The Committee acknowledges the Government’s argument that not all prison cases necessarily require legal assistance. However, the Committee calls on the Government to remove certain cases from the restriction to reduce the possibility of breaches of the right of effective access to justice in particular cases. The Committee:
- recommends that urgent reforms are made to the internal prison complaints system including placing the Prisons and Probation Ombudsman on a statutory footing with guaranteed independence.
- is not satisfied that prisoners with mental health or other severe difficulties will be able effectively to use the internal prison complaints system and proposes that the Legal Aid Agency retain the ability to grant funding for these cases where the implications for access to justice are clear;
- concludes that certain cases regarding placement in a mother and baby unit may not be suitable to be dealt with by the internal prison complaints system and calls on the Government urgently to consider exempting these cases from the proposal; and
- suggests that legal assistance should remain for young offenders, particularly for cases regarding resettlement.
The Committee is also concerned about the proposal to remove cases with borderline prospects of success from legal aid funding, as these cases may include determination of significant human rights issues.
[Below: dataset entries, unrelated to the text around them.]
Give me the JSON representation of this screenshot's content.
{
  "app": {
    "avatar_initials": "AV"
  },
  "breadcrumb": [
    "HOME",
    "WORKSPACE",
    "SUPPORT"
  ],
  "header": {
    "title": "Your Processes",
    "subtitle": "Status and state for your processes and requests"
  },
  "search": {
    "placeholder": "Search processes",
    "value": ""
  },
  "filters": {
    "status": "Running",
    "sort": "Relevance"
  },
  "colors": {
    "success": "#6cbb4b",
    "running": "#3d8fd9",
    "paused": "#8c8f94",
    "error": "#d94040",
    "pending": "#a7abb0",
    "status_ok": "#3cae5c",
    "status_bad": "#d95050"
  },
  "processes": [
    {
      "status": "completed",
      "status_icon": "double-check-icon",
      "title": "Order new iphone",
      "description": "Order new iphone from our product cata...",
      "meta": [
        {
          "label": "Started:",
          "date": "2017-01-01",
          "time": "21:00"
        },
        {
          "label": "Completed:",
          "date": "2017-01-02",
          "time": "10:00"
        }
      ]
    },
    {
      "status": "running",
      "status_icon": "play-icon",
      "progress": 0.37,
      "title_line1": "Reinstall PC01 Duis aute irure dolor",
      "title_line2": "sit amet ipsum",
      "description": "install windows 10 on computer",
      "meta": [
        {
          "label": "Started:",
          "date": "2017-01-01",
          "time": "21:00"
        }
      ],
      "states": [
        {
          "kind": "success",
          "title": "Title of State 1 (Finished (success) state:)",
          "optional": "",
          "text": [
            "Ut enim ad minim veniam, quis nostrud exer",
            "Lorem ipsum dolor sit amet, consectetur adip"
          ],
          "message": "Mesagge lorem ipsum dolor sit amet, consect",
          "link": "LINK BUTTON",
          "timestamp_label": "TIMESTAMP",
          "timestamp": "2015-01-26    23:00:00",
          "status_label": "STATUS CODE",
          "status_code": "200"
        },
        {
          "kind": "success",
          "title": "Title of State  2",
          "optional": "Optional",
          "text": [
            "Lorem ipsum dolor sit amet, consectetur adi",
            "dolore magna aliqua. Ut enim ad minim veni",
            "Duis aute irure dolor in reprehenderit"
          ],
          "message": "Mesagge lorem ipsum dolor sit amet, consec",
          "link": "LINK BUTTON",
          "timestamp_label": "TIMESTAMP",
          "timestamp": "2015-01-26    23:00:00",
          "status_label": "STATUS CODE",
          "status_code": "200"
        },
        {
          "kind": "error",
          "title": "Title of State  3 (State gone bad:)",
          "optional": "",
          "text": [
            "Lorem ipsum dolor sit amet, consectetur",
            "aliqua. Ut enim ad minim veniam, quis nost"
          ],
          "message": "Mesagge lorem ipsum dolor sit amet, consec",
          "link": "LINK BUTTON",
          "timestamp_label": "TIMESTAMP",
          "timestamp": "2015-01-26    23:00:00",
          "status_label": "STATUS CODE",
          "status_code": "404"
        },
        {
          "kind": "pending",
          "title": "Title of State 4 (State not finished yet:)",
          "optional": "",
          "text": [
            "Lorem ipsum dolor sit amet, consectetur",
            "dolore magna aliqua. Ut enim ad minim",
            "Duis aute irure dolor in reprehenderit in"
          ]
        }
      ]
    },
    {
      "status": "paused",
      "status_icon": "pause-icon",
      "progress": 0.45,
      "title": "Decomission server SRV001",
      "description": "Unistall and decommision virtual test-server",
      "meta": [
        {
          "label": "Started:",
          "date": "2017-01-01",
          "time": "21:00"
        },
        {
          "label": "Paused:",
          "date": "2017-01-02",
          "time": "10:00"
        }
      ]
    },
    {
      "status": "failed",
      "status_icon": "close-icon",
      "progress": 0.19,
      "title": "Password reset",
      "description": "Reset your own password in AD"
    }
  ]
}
The Committee concludes that this may raise equality of arms issues, and lead to a potential problem in relation to the creation of precedent to guide lower courts which will in turn affect a large number of cases.
Dr Hywel Francis MP, the Chair of the Committee, said:
"My Committee welcomes the exemptions that the Government has made to the proposed residence test and the removal of funding for certain prison law matters. Given the current financial constraints on government, we also accept that difficult decisions must be made
However, access to justice is a human right of citizens in this country, regardless of the state of the economy. We would urge the Government not to fall into the trap of knowing the price of everything but the value of nothing. We are particularly worried about the impact of the residence test on vulnerable groups such as children or victims of domestic violence.
If the Government wants to rely on the internal prison complaints system, it must urgently bring forward proposals to strengthen the system by putting the Ombudsman on a statutory footing, with guaranteed independence. I look forward to the Government responding to our concerns about the implications of these proposals for the right of access to justice by agreeing to consider broadening the exemption for certain vulnerable groups."